Auf den im Gesetzentwurf noch für das vierte Quartal vorgesehenen Bericht soll aufgrund des erheblichen Verwaltungsaufwands für dessen Erstellung bei zugleich nach Ablauf des Haushaltsjahres nicht mehr gegebener Steuerungsrelevanz verzichtet werden. Die Informationen erhält die Bürgerschaft im Rahmen der Haushaltsrechnung, dann aber auch mit endgültigen Werten. Im Bericht zum ersten Quartal ist künftig über den Vorjahres-IST-Wert von in der Regel drei Fachkennzahlen pro Aufgabenbereich zu berichten, um schon erste fachliche Informationen zum Jahresabschluss zu erhalten, sowie über die im vierten Quartal in Anspruch genommenen Deckungsfähigkeiten.
In die Berichterstattung zum zweiten Quartal sollen die Landesbetriebe, Sondervermögen und Hochschulen einbezogen werden, wie es bislang auch im Rahmen der Berichterstattung über den Haushaltsverlauf der Fall war. Ebenfalls im Zusammenhang mit der Berichterstattung zum zweiten Quartal soll über die übertragenen Ermächtigungen und Fehlbeträge berichtet werden.
Mit Satz 2 wird eine Anregung des Rechnungshofs aufgegriffen, bei einer erheblichen Abweichung vom Leistungszweck die Bürgerschaft mit einem Handlungsvorschlag zu beteiligen (Drucksache 20/9054, Tz. 30). Wann eine erhebliche Abweichung vorliegt, soll durch eine Verwaltungsvorschrift näher bestimmt werden.
Zu 1d):
Die Verwaltungsvorschriften zur Landeshaushaltsordnung spielen für deren Auslegung und Anwendung eine erhebliche Rolle. Gerade in der Phase der Etablierung einer grundsätzlich neuen Landeshaushaltsordnung ist es für die Bürgerschaft von besonderem Belang, wie die Verwaltung die Regelungen auslegt bzw. anwendet. Erlass, Änderung und Aufhebung dieser Vorschriften sollen den Mitgliedern des Haushaltsausschusses deshalb künftig zur Kenntnis gegeben werden.
Zu 1e):
Die Ergänzung dient der Klarstellung.

Zu 1 f):
Die Änderungen dienen der redaktionellen Klarstellung. Folgekosten sind nach der Drucksache „Kostenstabiles Bauen“ (Drucksache 20/6208) nicht Teil der Gesamtkosten; sie sind deshalb gesondert auszuweisen.

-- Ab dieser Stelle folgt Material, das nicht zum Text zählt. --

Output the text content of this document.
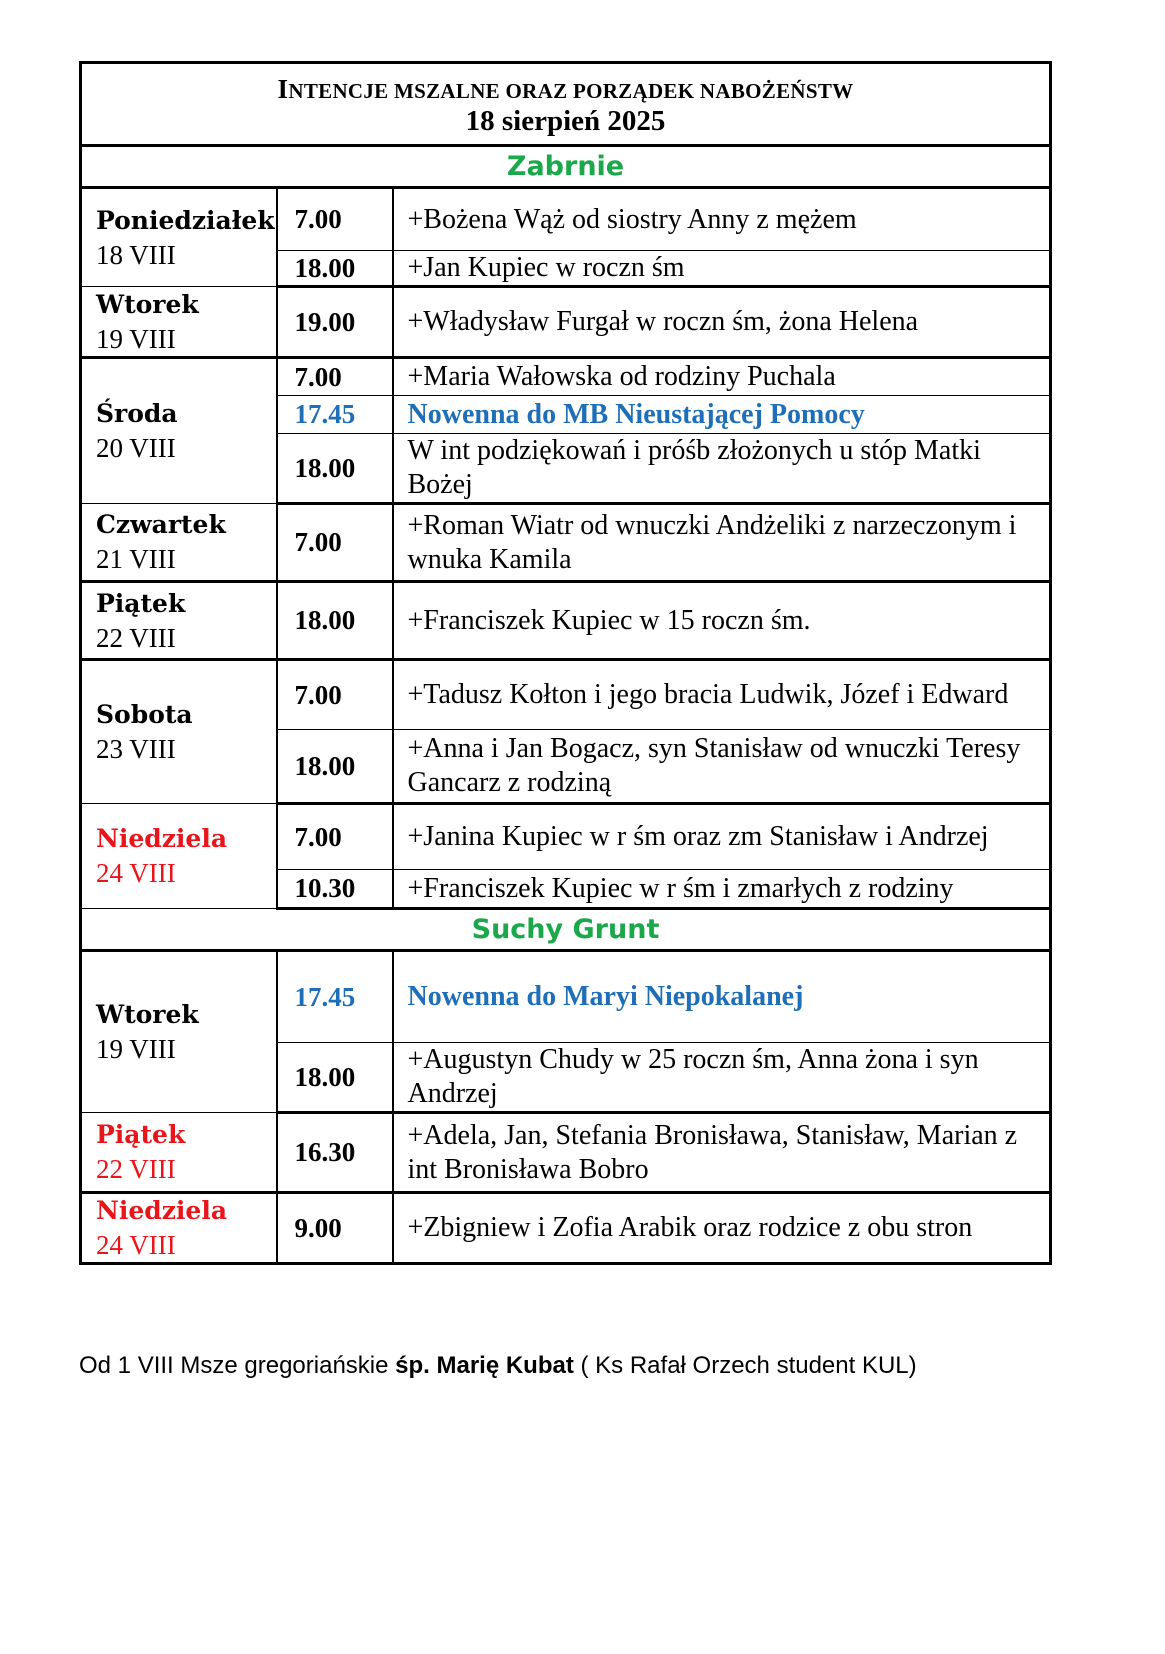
INTENCJE MSZALNE ORAZ PORZĄDEK NABOŻEŃSTW
18 sierpień 2025		

Zabrnie		

Poniedziałek
18 VIII	7.00	+Bożena Wąż od siostry Anny z mężem
	18.00	+Jan Kupiec w roczn śm

Wtorek
19 VIII	19.00	+Władysław Furgał w roczn śm, żona Helena

Środa
20 VIII	7.00	+Maria Wałowska od rodziny Puchala
	17.45	Nowenna do MB Nieustającej Pomocy
	18.00	W int podziękowań i próśb złożonych u stóp Matki Bożej

Czwartek
21 VIII	7.00	+Roman Wiatr od wnuczki Andżeliki z narzeczonym i wnuka Kamila

Piątek
22 VIII	18.00	+Franciszek Kupiec w 15 roczn śm.

Sobota
23 VIII	7.00	+Tadusz Kołton i jego bracia Ludwik, Józef i Edward
	18.00	+Anna i Jan Bogacz, syn Stanisław od wnuczki Teresy Gancarz z rodziną

Niedziela
24 VIII	7.00	+Janina Kupiec w r śm oraz zm Stanisław i Andrzej
	10.30	+Franciszek Kupiec w r śm i zmarłych z rodziny
Suchy Grunt		

Wtorek
19 VIII	17.45	Nowenna do Maryi Niepokalanej
	18.00	+Augustyn Chudy w 25 roczn śm, Anna żona i syn Andrzej

Piątek
22 VIII	16.30	+Adela, Jan, Stefania Bronisława, Stanisław, Marian z int Bronisława Bobro

Niedziela
24 VIII	9.00	+Zbigniew i Zofia Arabik oraz rodzice z obu stron
Od 1 VIII Msze gregoriańskie śp. Marię Kubat ( Ks Rafał Orzech student KUL)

Durch die Änderung entspricht der Begriff „Gesamtkosten“ in § 18 Absatz 3 auch demselben Begriff in § 19 Absatz 1. „Folgekosten“ sind die „nach Fertigstellung des Maßnahme entstehenden jährlichen Haushaltsbelastungen“ im Sinne von § 19 Absatz 1 Satz 2.

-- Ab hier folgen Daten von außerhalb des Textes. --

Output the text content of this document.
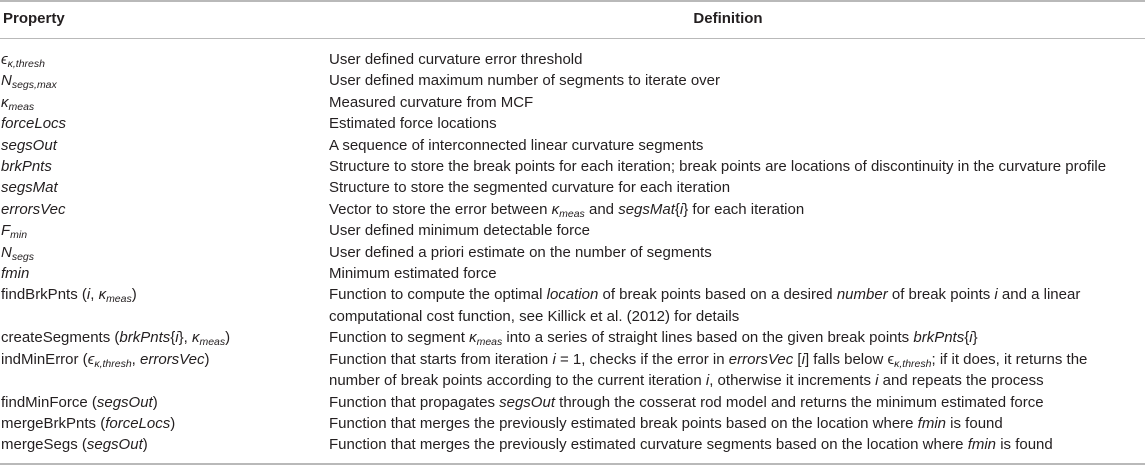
Property	Definition
$\epsilon_{\kappa,thresh}$	User defined curvature error threshold
$N_{segs,max}$	User defined maximum number of segments to iterate over
$\kappa_{meas}$	Measured curvature from MCF
forceLocs	Estimated force locations
segsOut	A sequence of interconnected linear curvature segments
brkPnts	Structure to store the break points for each iteration; break points are locations of discontinuity in the curvature profile
segsMat	Structure to store the segmented curvature for each iteration
errorsVec	Vector to store the error between $\kappa_{meas}$ and segsMat{i} for each iteration
$F_{min}$	User defined minimum detectable force
$N_{segs}$	User defined a priori estimate on the number of segments
fmin	Minimum estimated force
findBrkPnts (i, $\kappa_{meas}$)	Function to compute the optimal location of break points based on a desired number of break points i and a linear computational cost function, see Killick et al. (2012) for details
createSegments (brkPnts{i}, $\kappa_{meas}$)	Function to segment $\kappa_{meas}$ into a series of straight lines based on the given break points brkPnts{i}
indMinError ($\epsilon_{\kappa,thresh}$, errorsVec)	Function that starts from iteration i = 1, checks if the error in errorsVec [i] falls below $\epsilon_{\kappa,thresh}$; if it does, it returns the number of break points according to the current iteration i, otherwise it increments i and repeats the process
findMinForce (segsOut)	Function that propagates segsOut through the cosserat rod model and returns the minimum estimated force
mergeBrkPnts (forceLocs)	Function that merges the previously estimated break points based on the location where fmin is found
mergeSegs (segsOut)	Function that merges the previously estimated curvature segments based on the location where fmin is found
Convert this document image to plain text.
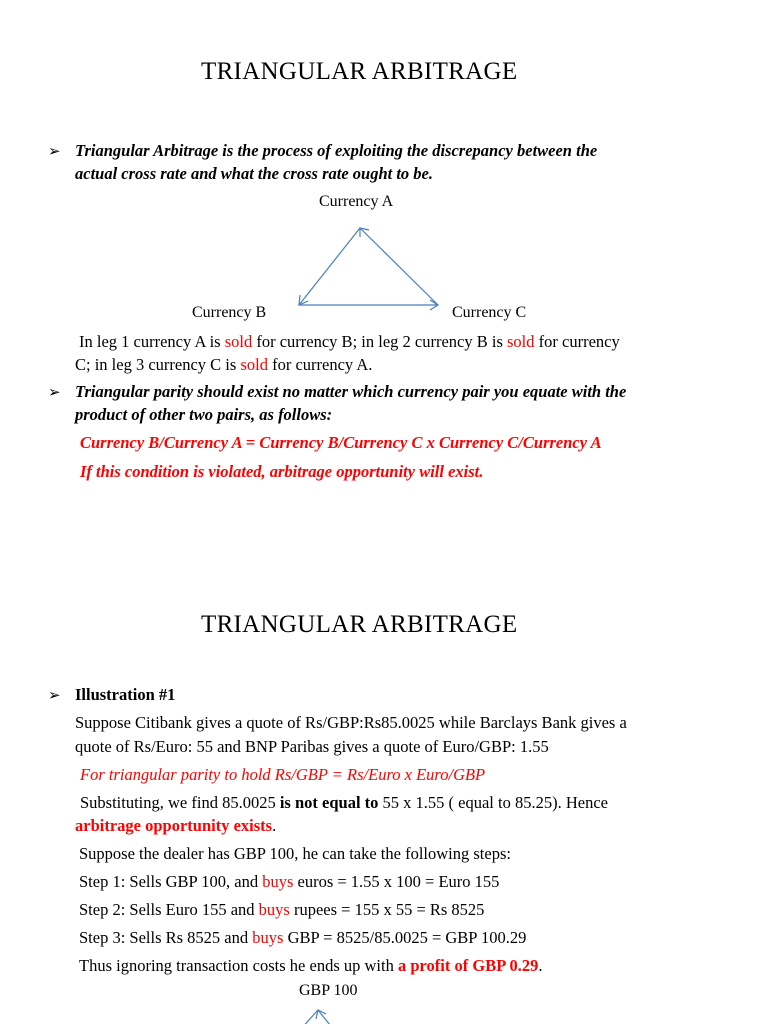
TRIANGULAR ARBITRAGE
➢ Triangular Arbitrage is the process of exploiting the discrepancy between the
actual cross rate and what the cross rate ought to be.
Currency A
Currency B	Currency C
In leg 1 currency A is sold for currency B; in leg 2 currency B is sold for currency
C; in leg 3 currency C is sold for currency A.
➢ Triangular parity should exist no matter which currency pair you equate with the
product of other two pairs, as follows:
Currency B/Currency A = Currency B/Currency C x Currency C/Currency A
If this condition is violated, arbitrage opportunity will exist.
TRIANGULAR ARBITRAGE
➢ Illustration #1
Suppose Citibank gives a quote of Rs/GBP:Rs85.0025 while Barclays Bank gives a
quote of Rs/Euro: 55 and BNP Paribas gives a quote of Euro/GBP: 1.55
For triangular parity to hold Rs/GBP = Rs/Euro x Euro/GBP
Substituting, we find 85.0025 is not equal to 55 x 1.55 ( equal to 85.25). Hence
arbitrage opportunity exists.
Suppose the dealer has GBP 100, he can take the following steps:
Step 1: Sells GBP 100, and buys euros = 1.55 x 100 = Euro 155
Step 2: Sells Euro 155 and buys rupees = 155 x 55 = Rs 8525
Step 3: Sells Rs 8525 and buys GBP = 8525/85.0025 = GBP 100.29
Thus ignoring transaction costs he ends up with a profit of GBP 0.29.
GBP 100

§ 18 Absatz 2 spricht von „sonstigen Maßnahmen“. Der Begriff soll einheitlich verwendet werden.

Zu 1g) und h):
Ziel der Bürgerschaft ist es, bei gleichzeitiger Flexibilisierung der Bewirtschaftungsmöglichkeiten für Landesbetriebe, Sondervermögen und Hochschulen weiterhin ausreichende Transparenz über das fachliche und finanzielle Agieren dieser Einrichtungen sicherzustellen. In diesem Zusammenhang erwartet die Bürgerschaft, dass die in § 77 Absatz 5 der neuen LHO eingeführte Bestimmung, dass die Jahresabschlüsse und Lageberichte dieser Einrichtungen der Bürgerschaft zugänglich zu machen sind, möglichst innerhalb von sechs Monate nach Ende des Geschäftsjahres, spätestens aber im August eines Jahres erfolgt. Dies kann auch in Form von Verweisen auf Veröffentlichungen der vollständigen Jahresabschlüsse und Lageberichte im Internet erfolgen.

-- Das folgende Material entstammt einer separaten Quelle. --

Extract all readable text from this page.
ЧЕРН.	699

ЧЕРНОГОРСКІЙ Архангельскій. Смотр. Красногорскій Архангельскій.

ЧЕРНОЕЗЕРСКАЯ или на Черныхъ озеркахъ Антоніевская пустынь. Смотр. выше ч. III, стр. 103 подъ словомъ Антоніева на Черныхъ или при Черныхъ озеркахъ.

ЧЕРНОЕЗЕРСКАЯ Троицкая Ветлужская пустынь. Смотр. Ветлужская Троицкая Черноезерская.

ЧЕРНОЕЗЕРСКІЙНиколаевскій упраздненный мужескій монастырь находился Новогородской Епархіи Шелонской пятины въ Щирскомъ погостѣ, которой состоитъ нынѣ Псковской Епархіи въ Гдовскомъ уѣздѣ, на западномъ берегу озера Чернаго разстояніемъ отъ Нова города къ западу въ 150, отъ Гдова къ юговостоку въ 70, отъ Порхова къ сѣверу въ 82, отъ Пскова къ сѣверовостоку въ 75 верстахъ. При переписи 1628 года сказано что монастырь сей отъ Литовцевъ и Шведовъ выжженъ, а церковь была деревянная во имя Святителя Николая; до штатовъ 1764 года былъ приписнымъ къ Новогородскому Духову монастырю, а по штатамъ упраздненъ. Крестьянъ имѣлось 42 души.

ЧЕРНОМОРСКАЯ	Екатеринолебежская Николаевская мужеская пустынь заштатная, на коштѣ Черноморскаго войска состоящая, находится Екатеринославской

Im Hinblick auf Artikel 1 § 26 Absatz 1 und 106 sowie § 109 HmbHG geht die Bürgerschaft darüber hinaus von Folgendem aus:
i. Zuführungen an Landesbetriebe, Sondervermögen und Hochschulen dürfen nur im Rahmen der Zweckbindung (Leistungszweck, Investitions- oder Darlehenszweck) ausgezahlt werden.
ii. Die Wirtschaftspläne der Landesbetriebe, Sondervermögen und Hochschulen werden als erläuternde Anlagen zum Haushaltsplan gemeinsam mit dem Haushaltsplan beschlossen.
iii. Investitionen werden in den Wirtschaftsplänen einzeln veranschlagt, wenn dies auf Grund ihrer Bedeutung oder ihres finanziellen Umfangs geboten ist.
iv. Landesbetriebe, Sondervermögen und Hochschulen werden in der Bilanz des Kernhaushalts als Finanzanlagen geführt. Sinkt das Eigenkapital eines Landesbetriebs, eines Sondervermögens oder einer Hochschule unter den Buchwert in der Bilanz des Kernhaushalts, ist eine Wertberichtigung vorzunehmen. Die dadurch entstehenden Kosten für den Kernhaushalt bedürfen der Bewilligung durch die Bürgerschaft. Um das Budgetrecht der Bürgerschaft zu wahren, hat der Senat hat die Bewilligung zu beantragen, sobald sich eine solche Entwicklung abzeichnet. Artikel 1 § 39 ist anzuwenden.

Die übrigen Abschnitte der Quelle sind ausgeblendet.